Deputy Commissioner of Police (National Security) Hong Kong Police Force
- Incumbent
- Assumed office 3 July 2020

Personal details
- Born: 29 July 1965 (age 60)
- Occupation: Law enforcement administrator

= Edwina Lau =

Hong Kong police official

Edwina Lau Chi-wai, PMSM (劉賜蕙 (lau4 ci3 wai6), born 29 July 1965) is a Hong Kong law enforcement administrator currently serving as the head of the National Security Department of the Hong Kong Police Force while also sitting on the Committee for Safeguarding National Security.

== Career ==
According to an official biography, Lau joined the Royal Hong Kong Police in 1984 and served in various roles relating to narcotics, fraud, commercial crime, human resources management, police training, and police command. She has served as an assistant commissioner of police, regional commander of New Territories South, and as assistant commissioner of personnel.

Lau also formerly served as director of the Hong Kong Police College. In 2015, she was awarded the Police Medal for Meritorious Service.

In March 2019, Lau became a senior assistant commissioner of police, overseeing the work of the Service Quality Wing and the Information Systems Wing.

In 2020, she was appointed Deputy Commissioner of Police (National Security). She took her oath of office, which was witnessed by Carrie Lam, on 3 July 2020.

On 10 February 2021, Carrie Lam awarded Lau the Chief Executive's Commendation for Government/Public Service for her "significant contribution to safeguarding national security and the implementation of the Hong Kong National Security Law".

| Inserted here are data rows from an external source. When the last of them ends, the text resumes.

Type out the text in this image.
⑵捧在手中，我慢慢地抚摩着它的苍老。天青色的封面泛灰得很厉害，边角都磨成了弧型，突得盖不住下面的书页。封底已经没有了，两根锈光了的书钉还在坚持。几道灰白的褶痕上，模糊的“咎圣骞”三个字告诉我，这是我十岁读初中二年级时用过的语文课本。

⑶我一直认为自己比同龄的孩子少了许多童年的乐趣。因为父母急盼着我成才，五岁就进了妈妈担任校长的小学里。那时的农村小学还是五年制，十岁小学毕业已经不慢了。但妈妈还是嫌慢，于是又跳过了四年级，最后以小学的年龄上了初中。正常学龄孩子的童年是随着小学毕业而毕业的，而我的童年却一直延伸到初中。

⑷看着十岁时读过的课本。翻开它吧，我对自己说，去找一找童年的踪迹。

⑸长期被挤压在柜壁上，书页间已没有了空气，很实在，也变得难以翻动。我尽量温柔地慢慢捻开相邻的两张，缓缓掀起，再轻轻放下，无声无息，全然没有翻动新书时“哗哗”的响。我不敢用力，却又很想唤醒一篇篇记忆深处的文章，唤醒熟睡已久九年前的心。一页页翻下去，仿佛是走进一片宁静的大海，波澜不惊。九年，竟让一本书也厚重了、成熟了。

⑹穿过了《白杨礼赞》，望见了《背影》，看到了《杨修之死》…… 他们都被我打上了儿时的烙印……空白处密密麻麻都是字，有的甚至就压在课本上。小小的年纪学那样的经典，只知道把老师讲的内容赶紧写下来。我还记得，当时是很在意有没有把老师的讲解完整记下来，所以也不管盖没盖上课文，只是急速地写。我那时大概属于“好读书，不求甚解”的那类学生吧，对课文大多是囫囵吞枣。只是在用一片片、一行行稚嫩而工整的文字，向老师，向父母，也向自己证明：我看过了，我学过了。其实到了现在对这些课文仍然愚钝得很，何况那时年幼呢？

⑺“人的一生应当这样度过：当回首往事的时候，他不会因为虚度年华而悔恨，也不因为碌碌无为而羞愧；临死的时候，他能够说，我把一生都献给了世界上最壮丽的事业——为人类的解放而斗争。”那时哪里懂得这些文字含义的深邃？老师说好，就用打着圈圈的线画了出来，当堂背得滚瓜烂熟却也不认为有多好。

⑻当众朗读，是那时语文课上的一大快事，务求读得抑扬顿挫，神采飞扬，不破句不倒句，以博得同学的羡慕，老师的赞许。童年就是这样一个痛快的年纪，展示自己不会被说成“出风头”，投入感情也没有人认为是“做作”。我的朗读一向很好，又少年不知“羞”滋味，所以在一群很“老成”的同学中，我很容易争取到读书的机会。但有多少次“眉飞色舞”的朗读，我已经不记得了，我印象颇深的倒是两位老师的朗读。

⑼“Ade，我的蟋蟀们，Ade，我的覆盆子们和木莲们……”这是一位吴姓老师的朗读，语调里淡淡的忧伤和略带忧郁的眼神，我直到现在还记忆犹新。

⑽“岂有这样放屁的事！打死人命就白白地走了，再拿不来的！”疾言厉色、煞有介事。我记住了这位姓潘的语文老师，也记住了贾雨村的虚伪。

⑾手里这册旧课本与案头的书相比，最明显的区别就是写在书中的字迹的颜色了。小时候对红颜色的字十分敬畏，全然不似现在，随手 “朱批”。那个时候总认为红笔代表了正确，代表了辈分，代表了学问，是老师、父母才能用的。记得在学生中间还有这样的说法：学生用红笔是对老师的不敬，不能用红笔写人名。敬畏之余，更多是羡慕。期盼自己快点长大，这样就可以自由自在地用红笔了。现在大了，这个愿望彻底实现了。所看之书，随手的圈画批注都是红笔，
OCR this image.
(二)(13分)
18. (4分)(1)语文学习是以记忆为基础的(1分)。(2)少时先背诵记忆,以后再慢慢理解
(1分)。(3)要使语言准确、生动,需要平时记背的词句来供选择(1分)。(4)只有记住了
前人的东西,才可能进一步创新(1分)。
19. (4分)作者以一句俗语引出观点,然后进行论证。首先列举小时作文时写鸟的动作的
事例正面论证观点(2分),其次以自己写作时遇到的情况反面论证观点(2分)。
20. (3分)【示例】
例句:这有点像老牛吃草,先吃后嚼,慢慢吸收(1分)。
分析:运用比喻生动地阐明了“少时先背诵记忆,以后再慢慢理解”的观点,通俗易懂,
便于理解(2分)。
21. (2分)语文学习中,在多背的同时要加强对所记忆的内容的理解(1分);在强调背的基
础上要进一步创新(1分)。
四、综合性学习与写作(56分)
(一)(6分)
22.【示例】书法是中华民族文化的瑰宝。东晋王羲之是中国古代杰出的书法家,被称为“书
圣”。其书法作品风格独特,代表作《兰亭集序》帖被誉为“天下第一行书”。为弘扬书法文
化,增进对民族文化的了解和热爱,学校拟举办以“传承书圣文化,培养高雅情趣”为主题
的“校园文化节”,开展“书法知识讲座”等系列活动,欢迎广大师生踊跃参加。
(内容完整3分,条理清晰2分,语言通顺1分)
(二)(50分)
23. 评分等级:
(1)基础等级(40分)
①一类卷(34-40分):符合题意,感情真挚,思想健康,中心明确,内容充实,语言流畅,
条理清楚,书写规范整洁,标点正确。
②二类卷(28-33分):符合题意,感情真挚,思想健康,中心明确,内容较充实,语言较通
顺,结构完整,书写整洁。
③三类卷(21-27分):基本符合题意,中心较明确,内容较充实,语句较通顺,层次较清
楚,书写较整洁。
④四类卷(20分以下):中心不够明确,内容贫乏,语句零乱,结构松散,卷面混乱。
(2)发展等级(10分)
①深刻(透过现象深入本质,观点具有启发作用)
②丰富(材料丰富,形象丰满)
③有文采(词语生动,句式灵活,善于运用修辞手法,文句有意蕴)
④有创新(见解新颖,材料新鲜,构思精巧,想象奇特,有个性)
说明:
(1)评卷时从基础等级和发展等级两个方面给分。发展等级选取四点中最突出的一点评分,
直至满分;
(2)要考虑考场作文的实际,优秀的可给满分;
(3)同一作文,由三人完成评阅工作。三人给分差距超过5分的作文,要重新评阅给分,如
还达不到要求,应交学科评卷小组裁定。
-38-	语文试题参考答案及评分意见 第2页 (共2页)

In February 2023, Lau said there were "local extremists... hidden in the community" and that they "continue to disseminate seditious and false information on different platforms to instigate others to break the law."

== Sanctions ==
On 9 November 2020, Lau was sanctioned by the United States under Executive Order 13936 for her role in implementing the National Security Law. Lau responded that she was unfazed by the sanctions and will continue to safeguard Hong Kong and national security. She also called the sanctions "futile".